Conversely, politics today has become home for those who shout loudest, blame most and avoid personal responsibility for decisions taken.
The individual who best embodies all that is ‘rotten in Denmark’ is Ian Paisley. Having just completed a 30-day ban from the Commons for not declaring a luxury family holiday to Sri Lanka and then enduring the ignominy of being the first MP to face a recall vote, he is once again under investigation – this time for yet another luxury family holiday to the Maldives.
Paisley’s only qualification for public office came via the gift of his north Antrim seat from his late father. Like all children who inherit their position, he exhibits an arrogance and sense of entitlement that those of us who’ve had to work for our place in society find hard to stomach.
Paisley proves politics is too important to be left to politicians. It’s time for a paradigm shift in the way we choose those who rule over us.
There should be no place for dynastic politics in any healthy democracy; if Mr Paisley wants to stand, he should earn his position honestly by fighting for a seat other than his late father’s.
Likewise, open up the selection process beyond the usual tried-and-failed political parties.

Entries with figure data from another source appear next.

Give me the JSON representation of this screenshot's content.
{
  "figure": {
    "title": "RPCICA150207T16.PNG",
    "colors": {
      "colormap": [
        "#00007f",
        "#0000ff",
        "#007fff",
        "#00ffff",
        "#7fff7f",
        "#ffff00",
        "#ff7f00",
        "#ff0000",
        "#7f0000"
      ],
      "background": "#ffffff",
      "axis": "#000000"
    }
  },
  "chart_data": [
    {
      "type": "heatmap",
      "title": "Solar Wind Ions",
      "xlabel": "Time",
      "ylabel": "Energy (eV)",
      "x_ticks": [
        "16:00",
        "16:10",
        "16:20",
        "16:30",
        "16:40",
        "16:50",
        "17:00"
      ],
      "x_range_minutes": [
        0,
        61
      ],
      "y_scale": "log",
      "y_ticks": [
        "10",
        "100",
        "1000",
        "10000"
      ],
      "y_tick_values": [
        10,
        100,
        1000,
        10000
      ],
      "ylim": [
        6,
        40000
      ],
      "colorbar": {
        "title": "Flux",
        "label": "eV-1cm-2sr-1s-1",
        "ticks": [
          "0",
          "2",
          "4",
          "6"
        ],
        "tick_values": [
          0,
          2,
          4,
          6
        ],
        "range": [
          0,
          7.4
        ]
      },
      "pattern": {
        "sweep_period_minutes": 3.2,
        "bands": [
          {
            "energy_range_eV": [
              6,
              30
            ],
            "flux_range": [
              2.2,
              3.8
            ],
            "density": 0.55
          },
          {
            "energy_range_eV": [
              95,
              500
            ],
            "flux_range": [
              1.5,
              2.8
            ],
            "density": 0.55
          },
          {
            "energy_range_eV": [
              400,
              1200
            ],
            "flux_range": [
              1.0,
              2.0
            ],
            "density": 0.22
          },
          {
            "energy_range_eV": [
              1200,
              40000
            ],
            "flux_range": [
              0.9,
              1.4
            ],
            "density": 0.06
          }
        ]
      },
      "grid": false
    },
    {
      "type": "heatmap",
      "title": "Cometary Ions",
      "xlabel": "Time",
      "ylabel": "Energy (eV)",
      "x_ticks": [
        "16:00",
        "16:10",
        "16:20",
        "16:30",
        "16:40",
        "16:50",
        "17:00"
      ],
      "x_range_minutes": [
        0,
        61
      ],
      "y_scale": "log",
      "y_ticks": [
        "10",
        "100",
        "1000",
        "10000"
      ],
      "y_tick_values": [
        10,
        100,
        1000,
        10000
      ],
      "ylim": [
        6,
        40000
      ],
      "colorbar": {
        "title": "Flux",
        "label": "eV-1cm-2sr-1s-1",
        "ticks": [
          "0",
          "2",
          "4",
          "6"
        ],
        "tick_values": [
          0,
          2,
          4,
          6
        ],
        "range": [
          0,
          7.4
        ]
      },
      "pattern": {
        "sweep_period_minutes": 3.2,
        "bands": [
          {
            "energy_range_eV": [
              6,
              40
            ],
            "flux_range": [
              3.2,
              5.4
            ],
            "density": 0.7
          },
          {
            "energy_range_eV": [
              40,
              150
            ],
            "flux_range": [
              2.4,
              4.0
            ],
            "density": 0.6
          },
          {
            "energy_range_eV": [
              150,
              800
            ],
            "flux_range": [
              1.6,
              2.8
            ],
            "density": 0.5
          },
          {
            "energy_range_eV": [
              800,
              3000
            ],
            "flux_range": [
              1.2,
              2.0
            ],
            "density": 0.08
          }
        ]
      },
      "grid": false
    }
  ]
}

We need new blood and that means independents. Limit those who are elected to two terms, freeing politicians to make decision on merit without worrying about re-election. Return politics to its roots, when it was a practical form of public service rather than a lifetime career choice.
Imagine, a legislature filled with retirees, carpenters, builders, teachers, doctors and the unemployed. In short, ‘a government of the people, by the people, for the people’.
I know it’s a corny idea, but if enough ‘ordinary’ people began standing in elections, maybe we, the embarrassed majority, would have a reason to return to the ballot box.